The experiment in Figure 6 nicely shows that polarized fat/ds complexes tend to have the same polarity on the same cell boundaries and that the ds expression difference between neighboring cells strongly influences the orientation of polarized fat/ds complexes. The authors argue from this that the difference in ds expression can orient polarity and that there is mutual inhibition between complexes with different polarities. To strongly conclude the latter, it would be necessary to monitor the formation of these polarized domains in timelapse.

We thank the reviewers for this comment. Clearly the dynamics of rainbow formation is an exciting topic which we plan to address in the future. It is technically challenging to dynamically follow the rainbow features, as there is a tradeoff between spatial resolution and time resolution (i.e. high quality images take time). However, we have managed to get as an example a nice movie showing the turning on of the accumulation and the emergence of rainbow (This movie was taken with Airyscan technology). As can be seen in Figure 6—figure supplement 1, the boundary turns on and become polarized within a couple of hours. Consistent with the data in fixed samples that polarity of the rainbow aligns with the Ds1 gradient. We note that, as expected, the differences in Ds1 expression existed prior to the formation of the rainbow. We now discuss this point in the text.

In general, we agree that understanding the dynamics of polarity is interesting, but we feel that it is beyond the scope of the current manuscript.
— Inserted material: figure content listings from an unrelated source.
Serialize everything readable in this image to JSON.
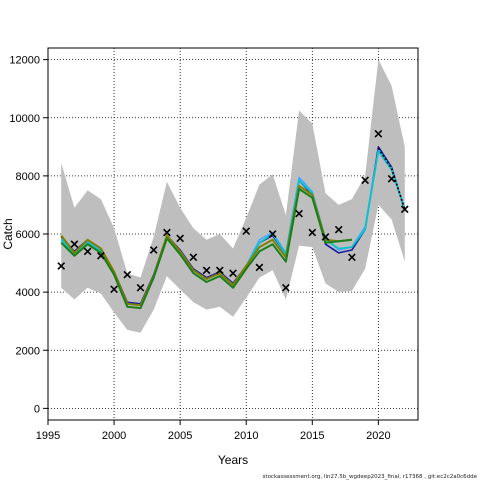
{
  "chart_data": {
    "type": "line",
    "xlabel": "Years",
    "ylabel": "Catch",
    "xlim": [
      1995,
      2023
    ],
    "ylim": [
      -400,
      12400
    ],
    "xticks": [
      1995,
      2000,
      2005,
      2010,
      2015,
      2020
    ],
    "yticks": [
      0,
      2000,
      4000,
      6000,
      8000,
      10000,
      12000
    ],
    "grid": true,
    "footer": "stockassessment.org, lin27.5b_wgdeep2023_final, r17368 , git:ec2c2a0c6dde",
    "x": [
      1996,
      1997,
      1998,
      1999,
      2000,
      2001,
      2002,
      2003,
      2004,
      2005,
      2006,
      2007,
      2008,
      2009,
      2010,
      2011,
      2012,
      2013,
      2014,
      2015,
      2016,
      2017,
      2018,
      2019,
      2020,
      2021,
      2022
    ],
    "band": {
      "upper": [
        8450,
        6900,
        7500,
        7200,
        6200,
        4650,
        4500,
        5900,
        7800,
        6900,
        6200,
        5800,
        6000,
        5500,
        6550,
        7700,
        8050,
        6650,
        10250,
        9800,
        7400,
        7000,
        7200,
        8000,
        12000,
        11100,
        9000
      ],
      "lower": [
        4150,
        3750,
        4150,
        3950,
        3300,
        2700,
        2600,
        3400,
        4550,
        4100,
        3650,
        3400,
        3500,
        3150,
        3800,
        4500,
        4750,
        3750,
        5600,
        5550,
        4300,
        4000,
        4050,
        4800,
        7000,
        6500,
        5050
      ]
    },
    "observed": [
      4900,
      5650,
      5400,
      5250,
      4100,
      4600,
      4150,
      5450,
      6050,
      5850,
      5200,
      4750,
      4750,
      4650,
      6100,
      4850,
      6000,
      4150,
      6700,
      6050,
      5900,
      6150,
      5200,
      7850,
      9450,
      7900,
      6850
    ],
    "series": [
      {
        "name": "",
        "color": "#1a1aa0",
        "values": [
          5900,
          5400,
          5800,
          5500,
          4700,
          3650,
          3600,
          4600,
          5950,
          5450,
          4800,
          4500,
          4700,
          4300,
          4900,
          5700,
          5950,
          5300,
          7850,
          7350,
          5650,
          5350,
          5450,
          6150,
          9000,
          8300,
          6800
        ]
      },
      {
        "name": "",
        "color": "#4aa8ff",
        "values": [
          5850,
          5350,
          5750,
          5450,
          4650,
          3600,
          3550,
          4550,
          5950,
          5400,
          4750,
          4450,
          4650,
          4250,
          4900,
          5800,
          6050,
          5350,
          7950,
          7450,
          5850,
          5450,
          5550,
          6250,
          8900,
          8250,
          6850
        ]
      },
      {
        "name": "",
        "color": "#00c8c8",
        "values": [
          5800,
          5300,
          5700,
          5400,
          4600,
          3600,
          3550,
          4500,
          5900,
          5400,
          4750,
          4450,
          4650,
          4250,
          4900,
          5700,
          6000,
          5300,
          7850,
          7400,
          5800,
          5500,
          5550,
          6150,
          8850,
          8200,
          6850
        ]
      },
      {
        "name": "",
        "color": "#7f7f00",
        "values": [
          5950,
          5350,
          5800,
          5500,
          4700,
          3600,
          3550,
          4550,
          5950,
          5400,
          4750,
          4450,
          4650,
          4250,
          4900,
          5550,
          5800,
          5200,
          7650,
          7350,
          5800,
          5750,
          5800,
          null,
          null,
          null,
          null
        ]
      },
      {
        "name": "",
        "color": "#1a7f1a",
        "values": [
          5700,
          5250,
          5650,
          5350,
          4600,
          3500,
          3450,
          4500,
          5850,
          5300,
          4650,
          4350,
          4550,
          4150,
          4800,
          5400,
          5650,
          5050,
          7550,
          7250,
          5700,
          5750,
          5800,
          null,
          null,
          null,
          null
        ]
      }
    ],
    "dotted_series": {
      "color": "#000000",
      "values": [
        null,
        null,
        null,
        null,
        null,
        null,
        null,
        null,
        null,
        null,
        null,
        null,
        null,
        null,
        null,
        null,
        null,
        null,
        null,
        null,
        null,
        null,
        null,
        null,
        8950,
        8250,
        6850
      ]
    }
  }
}
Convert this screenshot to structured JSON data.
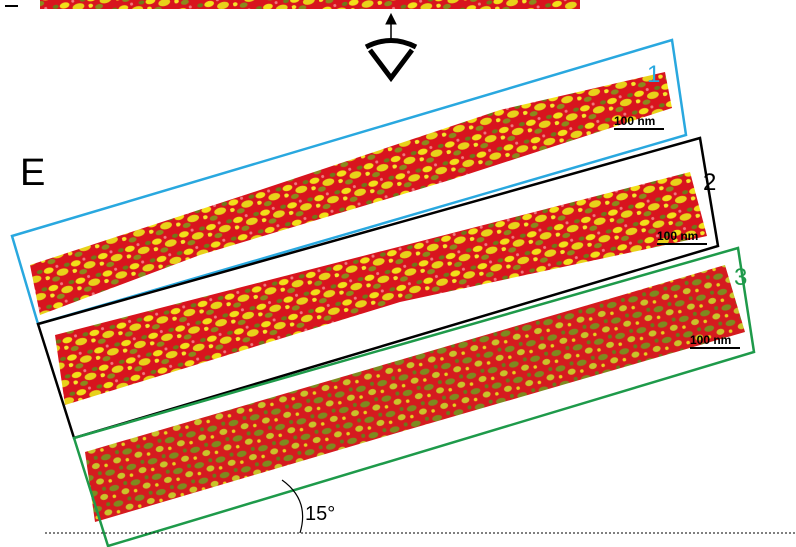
{
  "panel": {
    "label": "E"
  },
  "boxes": [
    {
      "label": "1",
      "scale_bar": "100 nm"
    },
    {
      "label": "2",
      "scale_bar": "100 nm"
    },
    {
      "label": "3",
      "scale_bar": "100 nm"
    }
  ],
  "angle": {
    "label": "15°"
  }
}
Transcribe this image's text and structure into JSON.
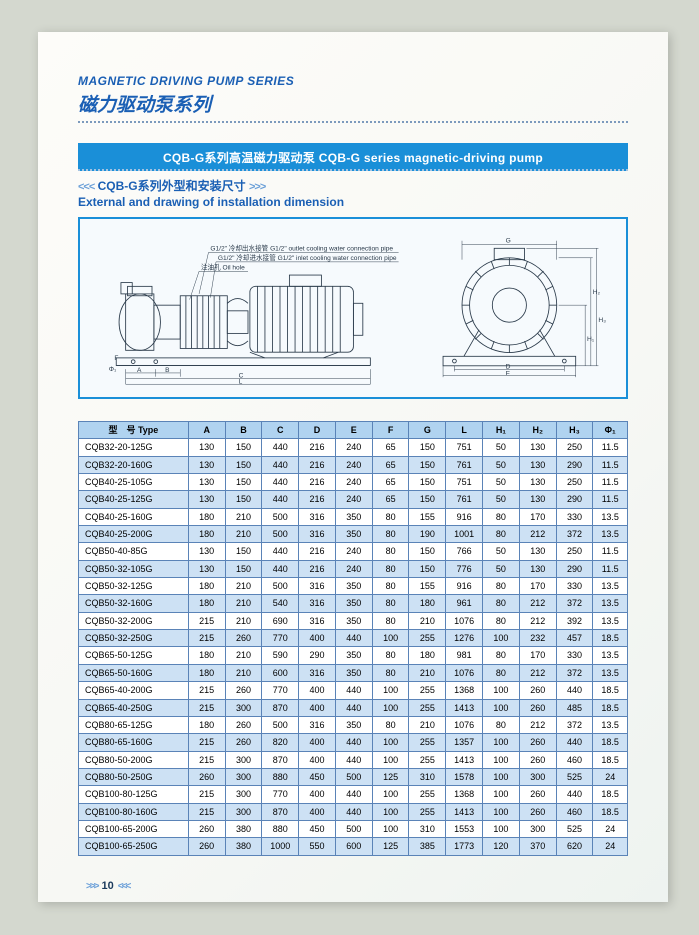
{
  "colors": {
    "accent": "#1a5fb4",
    "accent_light": "#6a9fd8",
    "header_row_bg": "#b0d3f0",
    "row_alt_bg": "#cde1f4",
    "row_bg": "#ffffff",
    "border": "#5a83b7",
    "text": "#1a3a5c"
  },
  "header": {
    "series_en": "MAGNETIC DRIVING PUMP SERIES",
    "series_cn": "磁力驱动泵系列",
    "banner": "CQB-G系列高温磁力驱动泵 CQB-G series magnetic-driving pump",
    "sub_cn": "CQB-G系列外型和安装尺寸",
    "sub_en": "External and drawing of installation dimension",
    "arrow_l": "<<<",
    "arrow_r": ">>>"
  },
  "drawing": {
    "outlet_label": "G1/2\"  冷却出水接管 G1/2\"  outlet cooling water connection pipe",
    "inlet_label": "G1/2\"  冷却进水接管 G1/2\"  inlet cooling water connection pipe",
    "oil_label": "注油孔 Oil hole",
    "dim_A": "A",
    "dim_B": "B",
    "dim_C": "C",
    "dim_L": "L",
    "dim_F": "F",
    "dim_Phi": "Φ₁",
    "dim_G": "G",
    "dim_D": "D",
    "dim_E": "E",
    "dim_H1": "H₁",
    "dim_H2": "H₂",
    "dim_H3": "H₃"
  },
  "table": {
    "columns": [
      "型　号 Type",
      "A",
      "B",
      "C",
      "D",
      "E",
      "F",
      "G",
      "L",
      "H₁",
      "H₂",
      "H₃",
      "Φ₁"
    ],
    "col_widths": [
      "20%",
      "6.7%",
      "6.7%",
      "6.7%",
      "6.7%",
      "6.7%",
      "6.7%",
      "6.7%",
      "6.7%",
      "6.7%",
      "6.7%",
      "6.7%",
      "6.3%"
    ],
    "rows": [
      [
        "CQB32-20-125G",
        "130",
        "150",
        "440",
        "216",
        "240",
        "65",
        "150",
        "751",
        "50",
        "130",
        "250",
        "11.5"
      ],
      [
        "CQB32-20-160G",
        "130",
        "150",
        "440",
        "216",
        "240",
        "65",
        "150",
        "761",
        "50",
        "130",
        "290",
        "11.5"
      ],
      [
        "CQB40-25-105G",
        "130",
        "150",
        "440",
        "216",
        "240",
        "65",
        "150",
        "751",
        "50",
        "130",
        "250",
        "11.5"
      ],
      [
        "CQB40-25-125G",
        "130",
        "150",
        "440",
        "216",
        "240",
        "65",
        "150",
        "761",
        "50",
        "130",
        "290",
        "11.5"
      ],
      [
        "CQB40-25-160G",
        "180",
        "210",
        "500",
        "316",
        "350",
        "80",
        "155",
        "916",
        "80",
        "170",
        "330",
        "13.5"
      ],
      [
        "CQB40-25-200G",
        "180",
        "210",
        "500",
        "316",
        "350",
        "80",
        "190",
        "1001",
        "80",
        "212",
        "372",
        "13.5"
      ],
      [
        "CQB50-40-85G",
        "130",
        "150",
        "440",
        "216",
        "240",
        "80",
        "150",
        "766",
        "50",
        "130",
        "250",
        "11.5"
      ],
      [
        "CQB50-32-105G",
        "130",
        "150",
        "440",
        "216",
        "240",
        "80",
        "150",
        "776",
        "50",
        "130",
        "290",
        "11.5"
      ],
      [
        "CQB50-32-125G",
        "180",
        "210",
        "500",
        "316",
        "350",
        "80",
        "155",
        "916",
        "80",
        "170",
        "330",
        "13.5"
      ],
      [
        "CQB50-32-160G",
        "180",
        "210",
        "540",
        "316",
        "350",
        "80",
        "180",
        "961",
        "80",
        "212",
        "372",
        "13.5"
      ],
      [
        "CQB50-32-200G",
        "215",
        "210",
        "690",
        "316",
        "350",
        "80",
        "210",
        "1076",
        "80",
        "212",
        "392",
        "13.5"
      ],
      [
        "CQB50-32-250G",
        "215",
        "260",
        "770",
        "400",
        "440",
        "100",
        "255",
        "1276",
        "100",
        "232",
        "457",
        "18.5"
      ],
      [
        "CQB65-50-125G",
        "180",
        "210",
        "590",
        "290",
        "350",
        "80",
        "180",
        "981",
        "80",
        "170",
        "330",
        "13.5"
      ],
      [
        "CQB65-50-160G",
        "180",
        "210",
        "600",
        "316",
        "350",
        "80",
        "210",
        "1076",
        "80",
        "212",
        "372",
        "13.5"
      ],
      [
        "CQB65-40-200G",
        "215",
        "260",
        "770",
        "400",
        "440",
        "100",
        "255",
        "1368",
        "100",
        "260",
        "440",
        "18.5"
      ],
      [
        "CQB65-40-250G",
        "215",
        "300",
        "870",
        "400",
        "440",
        "100",
        "255",
        "1413",
        "100",
        "260",
        "485",
        "18.5"
      ],
      [
        "CQB80-65-125G",
        "180",
        "260",
        "500",
        "316",
        "350",
        "80",
        "210",
        "1076",
        "80",
        "212",
        "372",
        "13.5"
      ],
      [
        "CQB80-65-160G",
        "215",
        "260",
        "820",
        "400",
        "440",
        "100",
        "255",
        "1357",
        "100",
        "260",
        "440",
        "18.5"
      ],
      [
        "CQB80-50-200G",
        "215",
        "300",
        "870",
        "400",
        "440",
        "100",
        "255",
        "1413",
        "100",
        "260",
        "460",
        "18.5"
      ],
      [
        "CQB80-50-250G",
        "260",
        "300",
        "880",
        "450",
        "500",
        "125",
        "310",
        "1578",
        "100",
        "300",
        "525",
        "24"
      ],
      [
        "CQB100-80-125G",
        "215",
        "300",
        "770",
        "400",
        "440",
        "100",
        "255",
        "1368",
        "100",
        "260",
        "440",
        "18.5"
      ],
      [
        "CQB100-80-160G",
        "215",
        "300",
        "870",
        "400",
        "440",
        "100",
        "255",
        "1413",
        "100",
        "260",
        "460",
        "18.5"
      ],
      [
        "CQB100-65-200G",
        "260",
        "380",
        "880",
        "450",
        "500",
        "100",
        "310",
        "1553",
        "100",
        "300",
        "525",
        "24"
      ],
      [
        "CQB100-65-250G",
        "260",
        "380",
        "1000",
        "550",
        "600",
        "125",
        "385",
        "1773",
        "120",
        "370",
        "620",
        "24"
      ]
    ]
  },
  "footer": {
    "page_num": "10",
    "arr_l": ">>>",
    "arr_r": "<<<"
  }
}
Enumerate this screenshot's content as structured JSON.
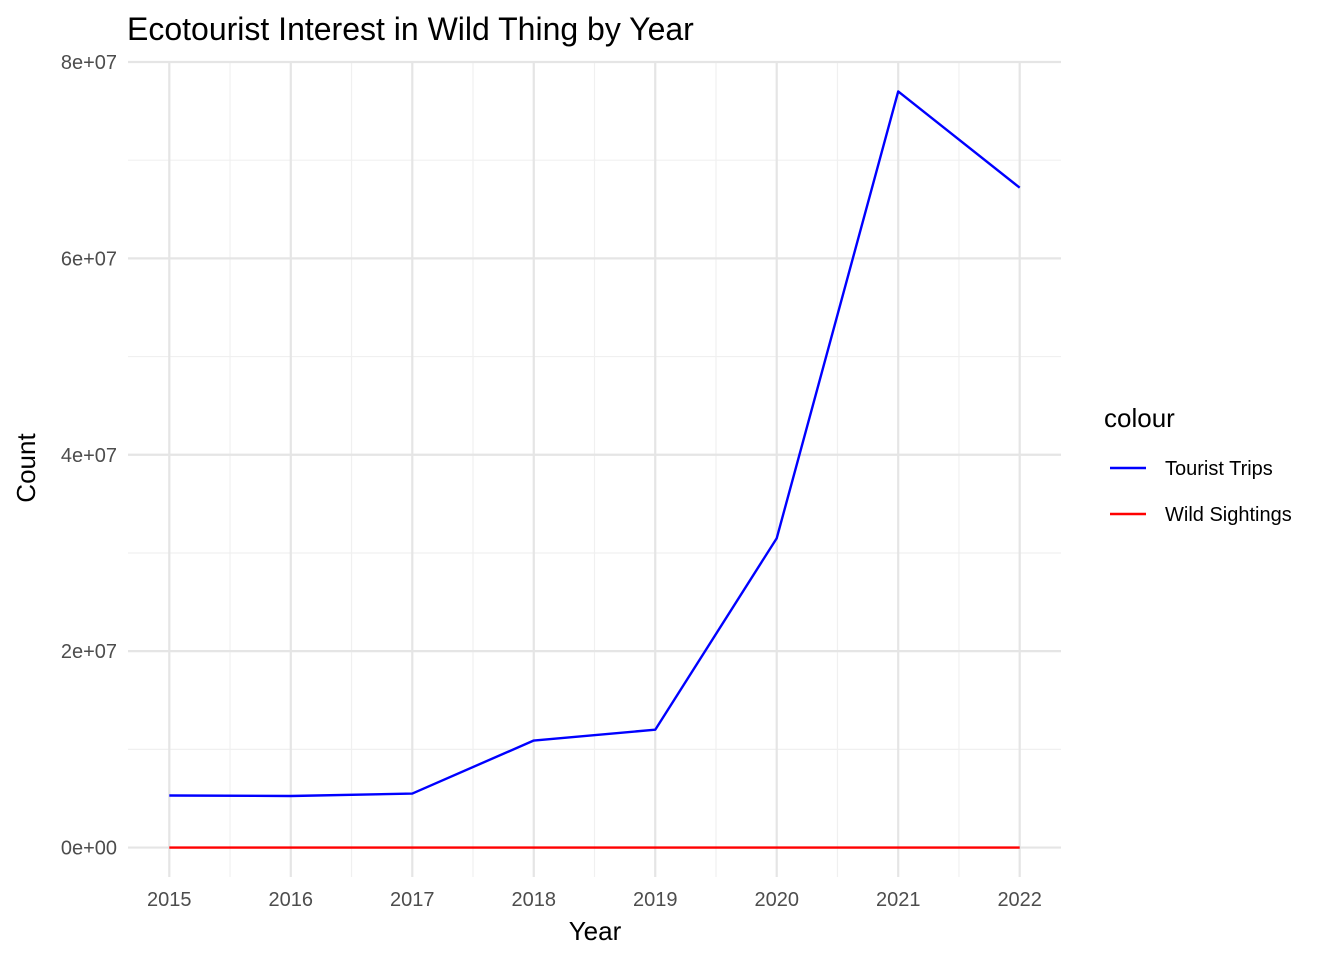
{
  "chart_data": {
    "type": "line",
    "title": "Ecotourist Interest in Wild Thing by Year",
    "xlabel": "Year",
    "ylabel": "Count",
    "x": [
      2015,
      2016,
      2017,
      2018,
      2019,
      2020,
      2021,
      2022
    ],
    "x_tick_labels": [
      "2015",
      "2016",
      "2017",
      "2018",
      "2019",
      "2020",
      "2021",
      "2022"
    ],
    "y_ticks": [
      0,
      20000000,
      40000000,
      60000000,
      80000000
    ],
    "y_tick_labels": [
      "0e+00",
      "2e+07",
      "4e+07",
      "6e+07",
      "8e+07"
    ],
    "xlim": [
      2014.66,
      2022.34
    ],
    "ylim": [
      -3000000,
      80000000
    ],
    "grid": true,
    "legend": {
      "title": "colour",
      "position": "right"
    },
    "series": [
      {
        "name": "Tourist Trips",
        "color": "#0000ff",
        "values": [
          5300000,
          5250000,
          5500000,
          10900000,
          12000000,
          31500000,
          77000000,
          67200000
        ]
      },
      {
        "name": "Wild Sightings",
        "color": "#ff0000",
        "values": [
          150,
          160,
          140,
          170,
          150,
          165,
          150,
          155
        ]
      }
    ]
  }
}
The authors suggest that transendocytosis of Fat/Ds complexes occurs based on an image shown in Figure 1D. They do not present evidence that these spots of fluorescence are within endosomes rather than outside cells. This should be shown, or the data could be removed as it is not essential for the conclusions of the paper.

Transendocytosed vesicles all appear within the cell. The image in Figure 1 is taken from a middle z-plane. Furthermore, co-culture movies as the one shown in Figure 3 and Figure 4, all show that these trans-endocytosed vesicles are moving inside the cell (see yellow vesicles Fat4 expressing cell) and exhibit similar dynamics as Ds1 containing vesicles in the cells. All this supports that these are indeed real intracellular events and not artifacts.

While we agree that this is not the main focus of the current paper, we still think it is important to report this observation, as it is the first observation of transendocytosis in this system.